By Uche Chris
In the first part of this article published a forth night ago, it was argued that the northern elite represented by the Fulani in the North west, who have monopolized the leadership of Nigeria, now faces a major threat to its power dominance in the country interestingly from its own people. The bandits now ravaging the greater part of the northwest are essentially revolting against Fulani domination from within its fold, which is new in the history of Nigeria and has practically divided their leaders.
Unlike in the past when opposition against Fulani hegemony had always found common and united response from them, the political leadership of the Fulani, who had controlled power in the country is reeling under a new challenge to their power and has been incapable and unable to muster adequate and effective response to address the unfolding threat to its legitimacy and leadership of not only the north but Nigeria.
Consequently, the bandits have become a new power centre based on the force of arm which was previously controlled and used by the Fulani to cower the rest of the country. To share power with the bandits would suggest that the Fulani elite can no longer be a formidable power broker in the country since its acclaimed invincibility may have been demystified and diluted, because they cannot be fighting two battles simultaneously – within and without. It is therefore, the beginning of an end to Fulani political hegemony in Nigeria.
The second sign of the end is the increasing distrust and division amongst the ethnic nationalities that make up the country. Karl Maier, a German American journalist’s book, This House has Fallen, which is a reflection of the contradictions of ethnic politics in the country, disputed and denied vigorously by former military president, Gen. IBB, would generally sound like an apologia in view of the emerging ethnic threats in the country.
It is hardly in question whether Nigeria is a failed or failing state; it all depends on the perception or glass through which one views the country. The simple fact is that national unity and cohesion, which the British tried to cobble together, first in 1914 and later at independence in 1960, is again in jeopardy after the civil war. Although the country had remained together even after the civil war, the last six years have been the most tumultuous and divisive.
As the old wisdom goes, a house divided against itself cannot stand; so it is naturally and humanly unlikely that Nigeria could survival as one entity divided as it is today. Historically, people don’t stay together because they like themselves or are bound historically; people stay together because they trust themselves and believe in the common interests they share.
So in view of the rising ethnic consciousness and tension between the different groups, especially in the Southern parts of Kaduna, and other parts of the north central as well as the south, it is myopic and unrealistic to continue to hope differently.
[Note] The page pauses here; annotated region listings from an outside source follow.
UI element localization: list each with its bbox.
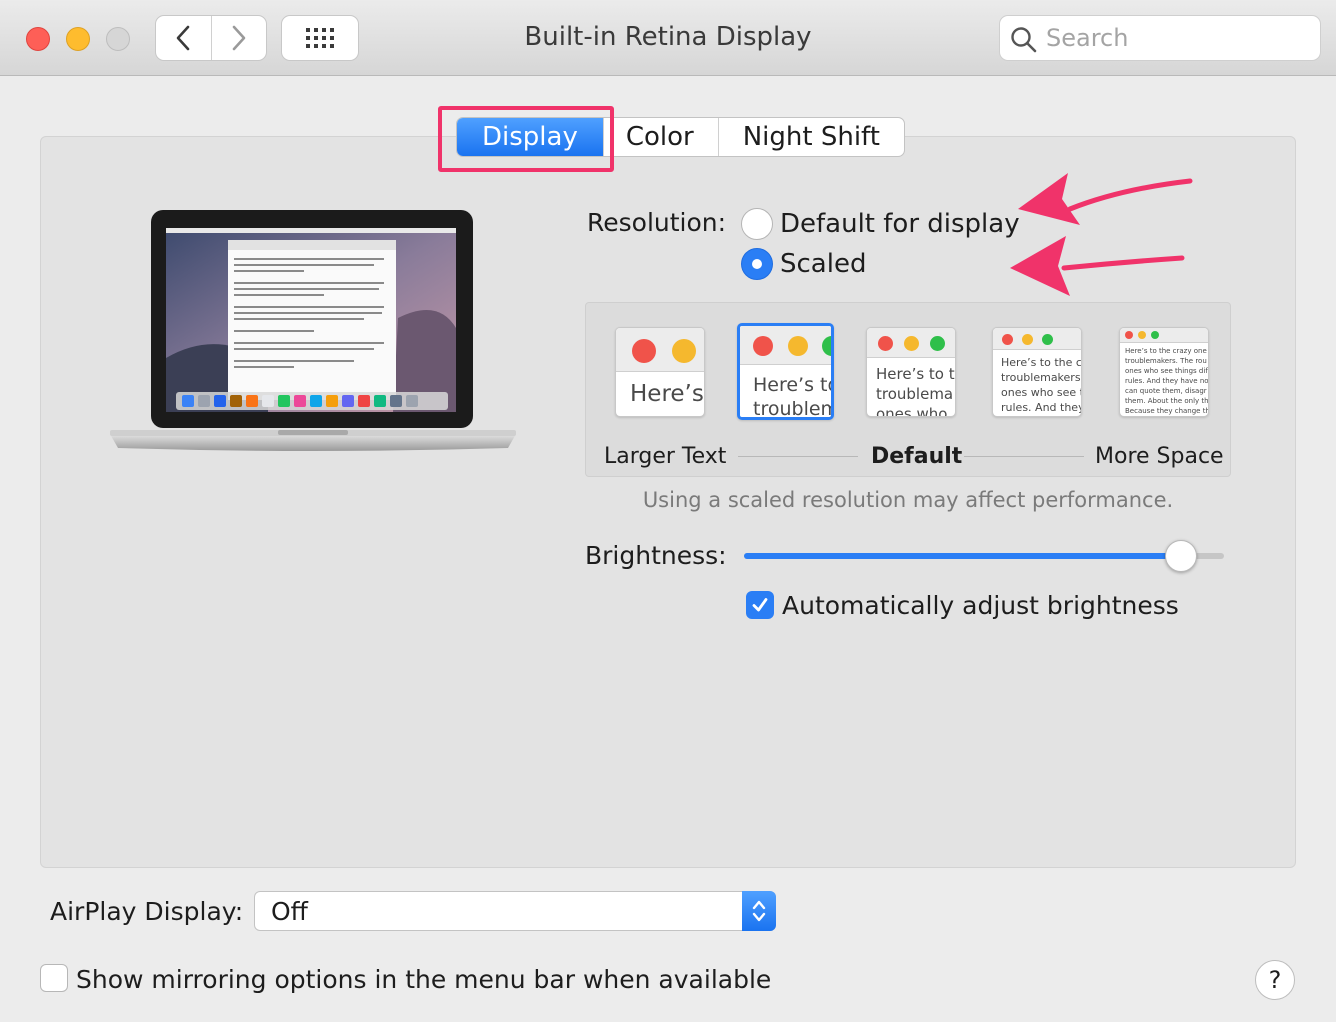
select-stepper[interactable] (742, 891, 776, 931)
title-bar: Built-in Retina Display (0, 0, 1336, 76)
brightness-slider-knob[interactable] (1164, 540, 1197, 572)
search-input[interactable] (1046, 22, 1306, 54)
scale-option-4[interactable]: Here’s to the cr troublemakers. ones who… (992, 327, 1082, 417)
thumbnail-text: Here’s to troublem (753, 374, 834, 420)
checkmark-icon (752, 598, 768, 612)
performance-note: Using a scaled resolution may affect per… (642, 488, 1174, 512)
more-space-label: More Space (1095, 444, 1224, 469)
thumbnail-text: Here’s to the cr troublemakers. ones who… (1001, 356, 1082, 414)
grid-icon (306, 28, 334, 48)
scale-option-3[interactable]: Here’s to t troublema ones who (866, 327, 956, 417)
auto-brightness-checkbox[interactable] (746, 591, 774, 619)
airplay-display-label: AirPlay Display: (50, 897, 244, 926)
show-all-button[interactable] (281, 15, 359, 61)
larger-text-label: Larger Text (604, 444, 727, 469)
help-button[interactable]: ? (1255, 960, 1295, 1000)
brightness-slider-fill (744, 553, 1181, 559)
scale-option-more-space[interactable]: Here’s to the crazy one troublemakers. T… (1119, 327, 1209, 417)
tab-night-shift[interactable]: Night Shift (717, 118, 904, 156)
minimize-window-button[interactable] (66, 27, 90, 51)
airplay-display-value: Off (271, 897, 308, 926)
back-forward-group (155, 15, 267, 61)
close-window-button[interactable] (26, 27, 50, 51)
thumbnail-text: Here’s (630, 381, 704, 407)
brightness-slider[interactable] (744, 540, 1224, 572)
chevron-left-icon (176, 25, 190, 51)
chevron-up-down-icon (752, 900, 766, 922)
annotation-arrow-icon (1018, 173, 1193, 225)
show-mirroring-checkbox[interactable] (40, 964, 68, 992)
show-mirroring-label[interactable]: Show mirroring options in the menu bar w… (76, 965, 771, 994)
scale-option-default[interactable]: Here’s to troublem (737, 323, 834, 420)
resolution-label: Resolution: (587, 208, 727, 237)
radio-scaled[interactable] (741, 248, 773, 280)
radio-scaled-label[interactable]: Scaled (780, 249, 866, 279)
chevron-right-icon (232, 25, 246, 51)
zoom-window-button[interactable] (106, 27, 130, 51)
annotation-arrow-icon (1010, 236, 1185, 296)
display-illustration (110, 210, 516, 451)
search-icon (1011, 27, 1037, 53)
radio-default-for-display[interactable] (741, 208, 773, 240)
tab-color[interactable]: Color (602, 118, 718, 156)
annotation-highlight-box (438, 106, 614, 172)
forward-button[interactable] (210, 16, 267, 60)
airplay-display-select[interactable]: Off (254, 891, 776, 931)
window-title: Built-in Retina Display (524, 22, 812, 52)
thumbnail-text: Here’s to t troublema ones who (876, 365, 955, 417)
auto-brightness-label[interactable]: Automatically adjust brightness (782, 591, 1179, 620)
back-button[interactable] (156, 16, 211, 60)
scale-divider (964, 456, 1084, 457)
radio-default-for-display-label[interactable]: Default for display (780, 209, 1020, 239)
search-field[interactable] (999, 15, 1321, 61)
scale-divider (738, 456, 858, 457)
thumbnail-text: Here’s to the crazy one troublemakers. T… (1125, 347, 1209, 415)
default-label: Default (871, 444, 963, 469)
scale-option-larger-text[interactable]: Here’s (615, 327, 705, 417)
brightness-label: Brightness: (585, 541, 727, 570)
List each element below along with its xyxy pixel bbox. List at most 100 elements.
No country has ever survived with such heightened level of ethnic suspicions and mutual distrust on a perpetual basis.
The implication of this is that the insistence by the northwest that the unity of Nigeria is non-negotiable is patently unrealistic and dangerous to the continuing co-existence of the country because unity is never and has never been forced or compelled. Different people may continue to stay together even against their better judgment and desires, until a significant portion of the population decides otherwise. Once that point is reached, no force can stop its disintegration.
So without renegotiating Nigeria, there is little likelihood there would be Nigeria in the very near future, as a greater part of it has become obviously disenchanted and dissatisfied with their membership of the country. And with the threat coming from bandits, it is only a matter of time before the rest of the country arm themselves for self defence; and the line between self-preservation and self-determination is very thin.
The final sign is the law of diminishing returns, which in elementary economics, determines utility and value. Demand on national resources as a result of increasing population, and complex institutions and structure are growing at a geometric proportion while resources are growing at arithmetic progression, setting a huge mismatch between them. Also growing complexity of the structure of the country has created a problem of efficiency in resource management and optimization by requiring more and more resources to achieve less and less outcomes.
Most conflicts in human history have been caused by resource depletion and allocation. At the root of the Nigerian civil war was the control of oil. So as resources continue to diminish, its production and allocation will assume more critical and dangerous dimension, as different groups would begin to lay claims to their resources to the detriment of others. Without redressing the structure to allow for greater autonomy, the challenge will continue to grow for self determination until something snaps.
Obviously, dwindling resources has social implication. As a largely youthful population, the challenge of resources will potentially produce more social upheavals and violence like the #EndSARS protests and bandits’ situation, which basically, is a struggle for resources and economic survival.
Nigeria is now at cross roads: The country is facing its future as well as being challenged by its past. Its survival will depend on the choice it makes: If it continues with its past by holding unto what is, then its future as a country will be compromised and traded off.
But if Nigeria accepts its manifest destiny by abandoning its past to embrace the future which lies in greater autonomy for the nationalities, it would have changed the dynamics of the present ethnic distrust and tension and consolidated its unity as one nation. This is our choice.